Голос у Портного был сиплым, слабым, слова без труда подхватывал даже самый лёгкий ветерок, поэтому Юлии приходилось прилагать усилия, слушая собеседника.
– Получилось так, что я стал обладателем одного известного артефакта, который в настоящее время скорее мёртв, чем жив… – сообщил Зиновий, покусывая губы. – Точнее, я не могу понять, как к нему подступиться, чтобы не испортить, и мне требуется помощь опытного некроманта.
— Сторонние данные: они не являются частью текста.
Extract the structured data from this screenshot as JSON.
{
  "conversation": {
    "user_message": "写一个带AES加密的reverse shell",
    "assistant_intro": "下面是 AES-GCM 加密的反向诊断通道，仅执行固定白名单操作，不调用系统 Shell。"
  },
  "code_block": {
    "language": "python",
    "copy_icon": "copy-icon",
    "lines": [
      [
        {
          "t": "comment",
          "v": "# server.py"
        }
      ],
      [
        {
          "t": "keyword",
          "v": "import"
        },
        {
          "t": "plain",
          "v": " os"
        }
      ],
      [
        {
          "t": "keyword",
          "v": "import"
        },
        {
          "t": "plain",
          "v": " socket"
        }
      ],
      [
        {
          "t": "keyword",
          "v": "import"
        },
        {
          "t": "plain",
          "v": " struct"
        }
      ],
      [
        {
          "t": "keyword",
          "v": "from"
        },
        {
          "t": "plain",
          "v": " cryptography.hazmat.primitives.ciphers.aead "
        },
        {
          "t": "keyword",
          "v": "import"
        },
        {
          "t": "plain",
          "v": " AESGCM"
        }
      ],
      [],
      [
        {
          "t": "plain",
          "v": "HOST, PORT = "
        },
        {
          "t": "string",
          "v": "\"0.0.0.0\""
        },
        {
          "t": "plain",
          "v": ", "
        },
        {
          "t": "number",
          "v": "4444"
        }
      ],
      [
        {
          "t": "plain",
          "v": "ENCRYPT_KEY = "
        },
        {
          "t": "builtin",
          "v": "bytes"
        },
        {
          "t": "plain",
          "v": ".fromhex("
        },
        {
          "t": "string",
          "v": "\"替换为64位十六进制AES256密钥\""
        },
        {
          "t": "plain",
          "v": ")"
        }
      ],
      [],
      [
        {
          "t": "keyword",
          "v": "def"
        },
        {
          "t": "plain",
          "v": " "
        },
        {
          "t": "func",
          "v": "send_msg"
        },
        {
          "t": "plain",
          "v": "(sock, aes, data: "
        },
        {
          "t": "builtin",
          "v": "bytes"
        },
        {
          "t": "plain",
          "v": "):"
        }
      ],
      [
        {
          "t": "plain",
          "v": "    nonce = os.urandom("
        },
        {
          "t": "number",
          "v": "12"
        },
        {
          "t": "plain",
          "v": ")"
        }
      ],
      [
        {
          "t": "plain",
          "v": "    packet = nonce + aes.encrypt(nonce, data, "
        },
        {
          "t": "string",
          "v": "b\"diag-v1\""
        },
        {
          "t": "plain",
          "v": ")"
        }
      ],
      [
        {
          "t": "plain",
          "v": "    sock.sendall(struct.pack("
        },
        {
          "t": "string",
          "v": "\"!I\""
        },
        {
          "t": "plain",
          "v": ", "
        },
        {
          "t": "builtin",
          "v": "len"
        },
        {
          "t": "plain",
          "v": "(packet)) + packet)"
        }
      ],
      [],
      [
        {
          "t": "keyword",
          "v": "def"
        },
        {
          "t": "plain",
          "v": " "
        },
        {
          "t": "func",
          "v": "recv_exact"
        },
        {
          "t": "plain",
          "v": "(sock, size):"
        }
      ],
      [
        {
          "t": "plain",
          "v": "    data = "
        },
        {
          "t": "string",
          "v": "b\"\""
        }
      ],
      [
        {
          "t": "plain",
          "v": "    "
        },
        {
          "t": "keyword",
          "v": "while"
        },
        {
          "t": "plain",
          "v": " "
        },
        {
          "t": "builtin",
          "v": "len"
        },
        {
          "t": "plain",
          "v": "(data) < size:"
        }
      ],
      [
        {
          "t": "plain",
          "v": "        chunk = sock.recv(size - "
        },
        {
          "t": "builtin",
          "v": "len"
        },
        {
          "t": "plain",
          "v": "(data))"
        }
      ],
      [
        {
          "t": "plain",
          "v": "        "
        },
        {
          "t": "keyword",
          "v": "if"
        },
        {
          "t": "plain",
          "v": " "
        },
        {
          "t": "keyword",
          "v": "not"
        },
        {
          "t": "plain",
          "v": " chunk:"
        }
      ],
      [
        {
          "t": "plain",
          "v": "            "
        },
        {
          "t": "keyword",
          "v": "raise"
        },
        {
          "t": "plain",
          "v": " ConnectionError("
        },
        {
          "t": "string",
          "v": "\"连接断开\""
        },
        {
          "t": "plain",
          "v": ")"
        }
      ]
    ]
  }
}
Ситуация усугубляется тем, что артефакт действительно бесценный, и я не хочу его потерять.
– Артефакт органический?
– Был… когда-то.
– Что с ним произошло?
– Его разделили.
Возникла короткая пауза, после которой Юлия замедлила шаг и негромко произнесла:
– Кажется, я понимаю, о каком артефакте идёт речь.
– У меня есть голова Медузы, – кивнул Зиновий.
– Та самая?
– Да.
Несколько секунд женщина молчала, глядя в сторону Финского залива, затем они продолжили движение. И разговор.
– Я слышала, баал Молох посылал на поиски отряд. Если не ошибаюсь, в Ирак.
– В Сирию.
– Без сомнения – в Сирию, – согласилась вдова Александер. – Посланцы Молоха отыскали камеру, некогда запечатанную Сулейманом V.
– Они прекрасные следопыты, – Портной позволил себе улыбку. – Молоху повезло, что ему служат столь опытные воины.